Likewise, the size of the leafy green vegetable that’s stuck to your front teeth is intimately connected to the person you’re talking to at the time.  If, for example, you’re talking to Rajinder (the guy you’ve known since third grade, who once brought you a new bathing suit during an unfortunate incident in Mexico) the size will be small, almost dainty.  He will point it out and you will both go about your business.  However, if you’ve finally gotten up enough courage to flirt with Alastair (the slightly conceited hunk in Marketing) over lunch, that last sprig of spinach will be the size of Jamaica.  It will be laser beam green and flutter when you talk.  You’ll discover it walking back to the office when you see its neon reflection in a store window.  Alastair will eventually end up with Sophie the slut from Accounting and you will die of humiliation.

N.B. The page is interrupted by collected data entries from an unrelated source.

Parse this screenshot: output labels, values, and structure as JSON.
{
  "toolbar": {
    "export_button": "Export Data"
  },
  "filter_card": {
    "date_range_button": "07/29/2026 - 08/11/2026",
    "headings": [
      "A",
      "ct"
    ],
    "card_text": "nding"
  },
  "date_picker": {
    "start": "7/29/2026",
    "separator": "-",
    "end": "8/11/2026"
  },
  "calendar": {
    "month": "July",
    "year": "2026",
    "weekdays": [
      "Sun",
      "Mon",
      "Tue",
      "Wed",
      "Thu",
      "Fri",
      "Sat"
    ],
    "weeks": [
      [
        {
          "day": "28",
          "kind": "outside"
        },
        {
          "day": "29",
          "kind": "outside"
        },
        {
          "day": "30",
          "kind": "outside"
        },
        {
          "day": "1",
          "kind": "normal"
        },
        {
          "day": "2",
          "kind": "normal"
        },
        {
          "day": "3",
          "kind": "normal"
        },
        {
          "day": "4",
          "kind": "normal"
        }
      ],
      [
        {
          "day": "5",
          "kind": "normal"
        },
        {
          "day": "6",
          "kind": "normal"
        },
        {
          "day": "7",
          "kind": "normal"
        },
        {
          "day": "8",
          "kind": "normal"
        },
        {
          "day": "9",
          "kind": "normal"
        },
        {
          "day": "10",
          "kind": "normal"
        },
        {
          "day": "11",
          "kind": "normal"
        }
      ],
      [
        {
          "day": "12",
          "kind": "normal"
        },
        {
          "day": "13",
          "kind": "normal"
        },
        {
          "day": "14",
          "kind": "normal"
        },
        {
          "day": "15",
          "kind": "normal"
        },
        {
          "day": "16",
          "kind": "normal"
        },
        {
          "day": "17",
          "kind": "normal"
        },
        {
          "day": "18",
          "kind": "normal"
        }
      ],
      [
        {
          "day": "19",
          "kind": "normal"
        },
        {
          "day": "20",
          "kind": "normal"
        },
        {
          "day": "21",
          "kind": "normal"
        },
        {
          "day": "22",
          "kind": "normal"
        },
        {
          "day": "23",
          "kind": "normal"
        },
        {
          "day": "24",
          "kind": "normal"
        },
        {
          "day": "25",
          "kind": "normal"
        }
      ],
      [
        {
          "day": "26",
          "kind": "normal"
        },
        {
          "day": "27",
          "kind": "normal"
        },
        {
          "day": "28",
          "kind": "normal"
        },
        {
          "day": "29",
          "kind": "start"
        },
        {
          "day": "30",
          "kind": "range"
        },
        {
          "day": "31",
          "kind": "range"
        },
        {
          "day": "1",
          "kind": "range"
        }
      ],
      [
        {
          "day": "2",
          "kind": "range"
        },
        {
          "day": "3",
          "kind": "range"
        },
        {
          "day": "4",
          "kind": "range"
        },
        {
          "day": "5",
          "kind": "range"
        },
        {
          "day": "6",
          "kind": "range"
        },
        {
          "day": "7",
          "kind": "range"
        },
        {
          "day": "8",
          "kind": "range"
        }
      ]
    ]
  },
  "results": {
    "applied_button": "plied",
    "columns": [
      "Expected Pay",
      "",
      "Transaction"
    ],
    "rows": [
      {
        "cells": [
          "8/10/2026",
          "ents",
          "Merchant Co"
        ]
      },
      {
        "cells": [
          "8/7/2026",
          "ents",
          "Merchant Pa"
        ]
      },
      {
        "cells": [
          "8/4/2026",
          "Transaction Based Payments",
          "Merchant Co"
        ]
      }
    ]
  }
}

The truth is there is no such thing as a random act of disaster.  Cheques do not get lost in the mail unless you’ve already spent the money.  The size of the rain storm depends entirely on the cost of your cashmere jacket.  The number of traffic cops; on the fight you’re having with the boyfriend.  In nature every action has an equal and opposite reaction.

When I was a child my mother used to tell us “Always wear clean underwear, you might get into an accident.”  She never explained things any further but it was a rule in our house.  Years passed and mom’s advice faded until one day I thought, to hell with it and pulled on what I had on the floor.  I never made it to work that day.  I was wiped out by a taxi before I got 500 yards.  It turns out clean underwear is actually some sort of talisman against vehicular misadventure.  Who knew?

Experience shows us that Murphy was right; “Anything that can go wrong, will go wrong.”  However, in practical terms, experience also shows us, these disasters only come calling when you’re out of sync with the universe.  You can do the simplest task a million times without a hitch; but bring discord to the cosmos and you might as well paint a target on your back.  Murphy’s Law is just Mother Nature’s way of telling us all to fly right.